CMS officials are urging physicians and teaching hospitals to prepare for implementation of a national program(www.cms.gov) that requires drug and device manufacturers and group purchasing organizations (GPOs) to report payments or gifts of $10 or more made to physicians, hospitals and other providers on a yearly basis.
In a May 22 provider call(cms.gov), Anita Griner, M.B.A., deputy director of the Data Sharing and Partnership Group at the CMS Center for Program Integrity, stressed that although physicians and teaching hospitals are not required to register for the National Physician Payment Transparency Program, registering would allow them to review the reported data before it is posted on a public website next year.
Moreover, said Griner, physicians and teaching hospitals that register for the program will have an opportunity to dispute inaccurate or incomplete information and have it corrected before it is posted.
Physicians and teaching hospitals will be able to register for the program in early 2014.
"We will not be allowing for bulk registration, so a group practice cannot come in and register their entire practice," Griner noted during the call. "Each physician will come in and register (individually)."
- CMS held a provider call on May 22 that outlined various provisions of the National Physician Payment Transparency Program, including how physicians can prepare for the program's launch.
- CMS officials encouraged physicians to voluntarily register for the program so they can review and correct data about gifts and other transfers of value before the data are posted publicly.
- CMS officials also identified the entities and types of value transfers that are covered by the program.
The National Physician Payment Transparency Program, also known as the Physician Payments Sunshine Act, was passed as part of the health care reform law and is designed to create greater transparency among physicians, teaching hospitals, GPOs, and drug and device manufacturers. The law also requires drug and device manufacturers and GPOs to report ownership and investment interests held by physicians or their immediate family members in these entities.
CMS is requiring manufacturers and GPOs to start collecting data on Aug. 1 and submit data collected between Aug. 1 and the end of the year to CMS by March 31, 2014. CMS will provide an initial 45-day period during which physicians and teaching hospitals can review and dispute any data they consider inaccurate. If the dispute can be resolved in that 45-day window, then the corrected information will appear on the website when it launches.
That will be followed by a 15-day period to allow for further review of data and to give physicians and teaching hospitals more time to resolve outstanding disputes with manufacturers and GPOs. Physicians and teaching hospitals may continue to initiate disputes during this period, but resolutions may not be reflected in the data that are publicly displayed.
"Disputed data still will be made public," Griner explained. "It will be marked as disputed.
"Any corrections that are made to the data by applicable manufacturers and reattested (to CMS) then will override that original dispute, and will not be marked as disputed on the public website."
During the first year of the program, CMS will post five months of data on Sept. 30, 2014, and in subsequent years, the agency will post a year's worth of data annually on June 30.
"In a normal year, there will be a year of data collection (from) Jan. 1 through Dec. 31," said Griner.
During the call, CMS officials identified which entities are covered by the law and how payments and transfers of value will be handled. For example, manufacturers and GPOs are required to report payments or other transfers of value of $10 or more made to all physicians regardless of whether the physician participates in the Medicare and Medicaid programs. The rule also pertains to teaching hospitals that receive Medicare payments. However, medical residents and physicians who are employees of the applicable manufacturer are excluded from the reporting requirements.
Regarding ownership and investment interests held by physicians or their immediate family members in GPOs or manufacturing companies, the rule pertains to stock, stock options, partnership shares, loans, and bonds or other financial instruments that are secured with an entity's property.
In addition, the rule covers indirect payments -- that is, payments that come from manufacturers and GPOs to teaching hospitals or physicians through an intermediary, such as a specialty society or research organization.
CMS officials cited examples of reportable value transfers during the call, such as consulting fees, honoraria, gifts, entertainment, food and beverages, travel and lodging, and grants.
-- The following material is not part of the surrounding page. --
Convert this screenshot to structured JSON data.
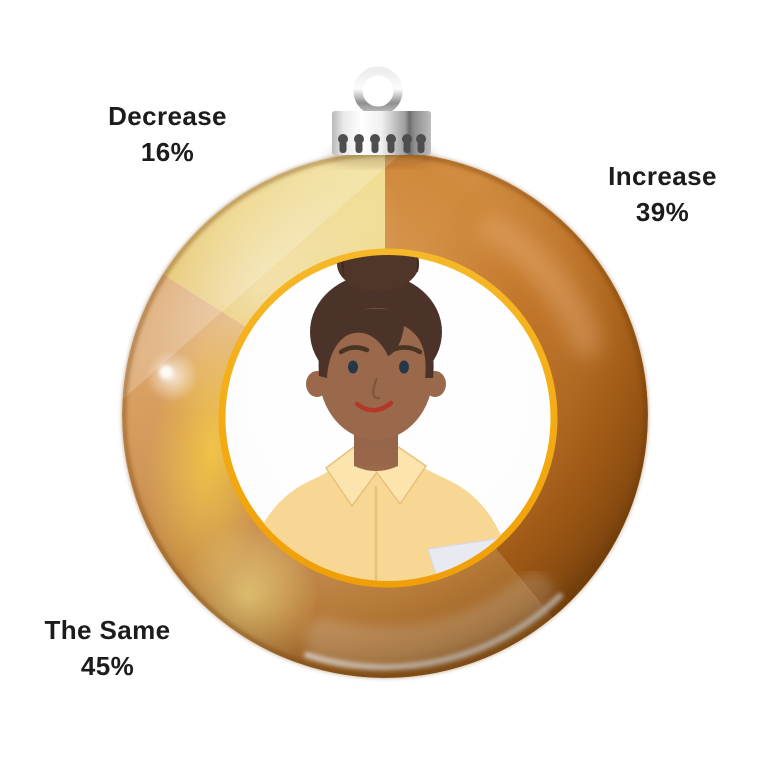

They also described value transfers that are not reportable, such as product samples for patients' use, in-kind items used for charity care and transfers of value to nonphysicians.
One example many family physicians may recognize would involve a drug representative who comes to a physician's office to discuss a new medication while providing lunch for the physician. If the lunch costs $10 or more, it is reportable. If the drug representative leaves samples of the medication that are intended for distribution to patients, those samples are excluded from the reporting requirements.
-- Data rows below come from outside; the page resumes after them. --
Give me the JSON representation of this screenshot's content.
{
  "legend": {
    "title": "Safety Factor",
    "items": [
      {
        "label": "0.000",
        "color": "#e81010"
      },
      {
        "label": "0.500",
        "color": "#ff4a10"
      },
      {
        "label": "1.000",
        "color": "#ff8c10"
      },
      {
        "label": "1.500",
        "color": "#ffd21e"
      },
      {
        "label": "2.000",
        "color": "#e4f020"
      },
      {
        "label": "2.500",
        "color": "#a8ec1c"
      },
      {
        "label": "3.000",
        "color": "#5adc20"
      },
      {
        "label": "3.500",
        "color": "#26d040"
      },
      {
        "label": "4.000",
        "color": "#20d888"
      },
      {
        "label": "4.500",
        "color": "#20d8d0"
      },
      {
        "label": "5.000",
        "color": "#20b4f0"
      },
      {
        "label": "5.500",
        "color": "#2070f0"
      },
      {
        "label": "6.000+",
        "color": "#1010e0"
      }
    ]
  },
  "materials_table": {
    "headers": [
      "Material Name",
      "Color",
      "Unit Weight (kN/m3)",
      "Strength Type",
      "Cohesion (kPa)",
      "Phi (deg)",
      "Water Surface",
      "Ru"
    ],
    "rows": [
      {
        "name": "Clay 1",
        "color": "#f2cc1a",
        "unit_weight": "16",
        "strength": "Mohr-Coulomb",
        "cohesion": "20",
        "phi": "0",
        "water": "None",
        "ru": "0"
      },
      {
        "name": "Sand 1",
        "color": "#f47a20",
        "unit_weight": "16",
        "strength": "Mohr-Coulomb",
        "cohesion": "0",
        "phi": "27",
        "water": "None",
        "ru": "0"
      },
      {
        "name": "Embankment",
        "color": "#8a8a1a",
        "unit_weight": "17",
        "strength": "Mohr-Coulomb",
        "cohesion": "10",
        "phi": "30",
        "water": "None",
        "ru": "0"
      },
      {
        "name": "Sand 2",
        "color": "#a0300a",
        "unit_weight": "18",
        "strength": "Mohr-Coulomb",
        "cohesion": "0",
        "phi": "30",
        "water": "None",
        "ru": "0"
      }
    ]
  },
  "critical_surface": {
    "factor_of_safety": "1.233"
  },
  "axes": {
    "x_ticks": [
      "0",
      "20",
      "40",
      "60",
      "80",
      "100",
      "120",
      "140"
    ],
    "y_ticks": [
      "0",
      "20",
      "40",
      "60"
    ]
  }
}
To become more familiar with the program and its requirements, CMS is encouraging physicians and teaching hospitals to take the following steps:
- learn what information about physicians and teaching hospitals is reported;
- keep records of all payments and other transfers of value received from manufacturers;
- register with CMS and subscribe to the agency's electronic mailing list(public.govdelivery.com) -- selecting the "OpenPayments" option under the "Regulations & Guidance" topic heading -- to receive updates about the program;
- review the information manufacturers have submitted when it becomes available; and
- work with applicable manufacturers to ensure the information reported is correct.